Learning management system features that the interns liked the most included:
- Grading “what if” function - The ability to assess the impact of various assignment grades on your overall grade was very helpful in prioritizing work.
- Instructor grade feedback - embedded instructor feedback within the grading function was great. It lets them know of opportunities for improvement, etc.
- Announcements and Calendaring - students lived by this functionality. Teachers that kept this updated were greatly appreciated.
- Useful or frequently used links are immediately available on the home page.
Frustrations they experienced with the learning management systems they used were:
- Non-customizable alerts/reminders or no alerts/reminders at all - Students would like the ability to customize their own alerts/reminders for any assignments or due dates.
- Instructors not understanding what students see or don’t see - The interns felt most of their instructors did not have ready access or were not making use of the student view of the LMS. Providing a student view that is prominently displayed for instructors to take advantage of would be an important improvement.
- Difficulty keeping track of all their work across different courses - They suggested offering integrated calendaring with color-coding by course.

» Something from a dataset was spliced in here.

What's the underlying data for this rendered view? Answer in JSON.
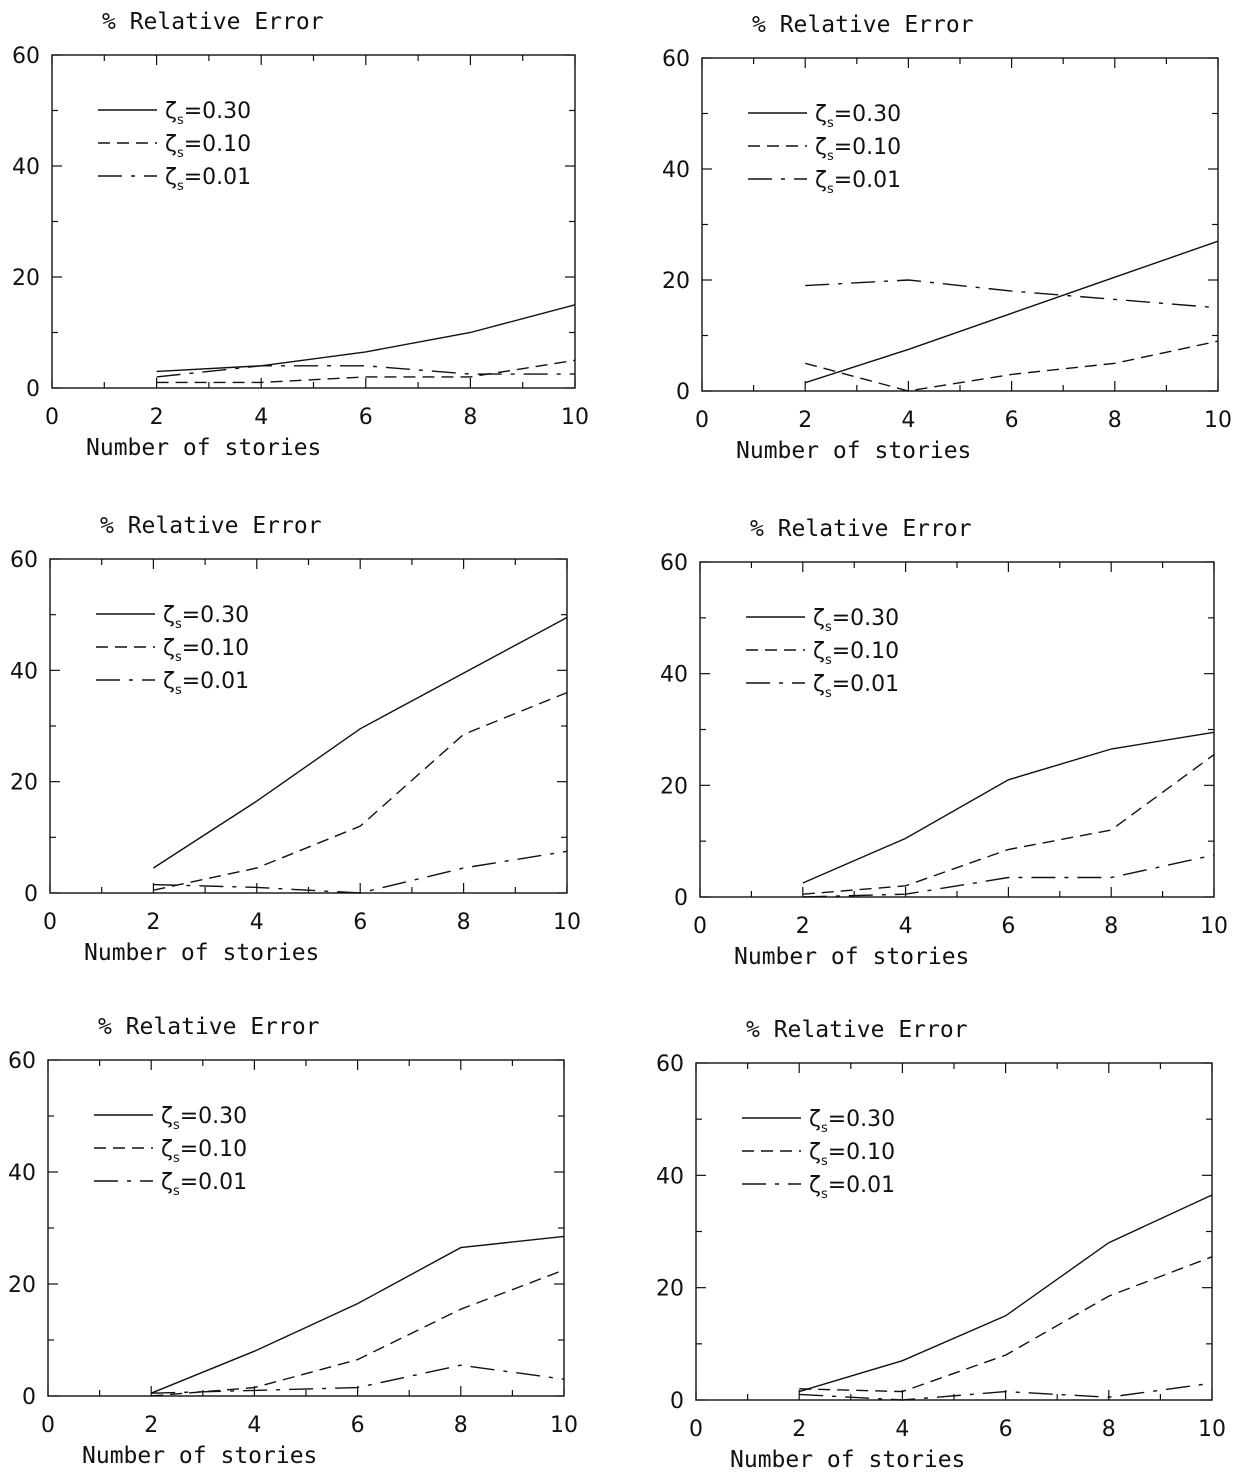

- Poorly organized courses with all class materials in one giant module - Their instructors needed more training and a better understanding of effective online course design.
- Lack of access or difficulty drilling down to missed questions on a test quiz - In some LMSs, the presentation of quizzes and test results focuses on pie charts and graphics. These are appealing, but the students were more interested in seeing what questions they missed specifically.
Some of the interns also indicated that they are still feeling some of the side effects of COVID-19. It is proving difficult to re-enter the campus social world outside of social media. Institutions need to encourage students to engage and be active on campus, to be safe in smaller social settings, and provide student check-ins and interventions.
My impression is there is overarching pressure to have and do it all. To balance this within the context of their newfound freedom takes time management skills that they haven’t been taught, and likely don’t know how to implement. Not to mention the pressure they feel to pick the right major, which is magnified and complicated now that many high schools have academies that focus on specific areas.
Institutions should send a message that not having your life mapped out at 18 is okay and that students should explore courses and find their passion. Finding the right path in college will make it easier to find the right path in life.
At the end of summer, I was sad to see our interns go back to their college life. When they started, I jotted down all the things that I wanted to ensure they knew and learned from this internship. Little did I know that I would learn things too. They have energy and fresh ideas, and brought in new perspectives. They are curious about learning and understanding how all the pieces fit together. I have heard comments about “our youth of today” who do not have a strong work ethic and are only interested in doing the bare minimum. I found the opposite was true for the Unicon intern crew. If this group of five is any indication of what I have to look forward to, we all have a bright future ahead.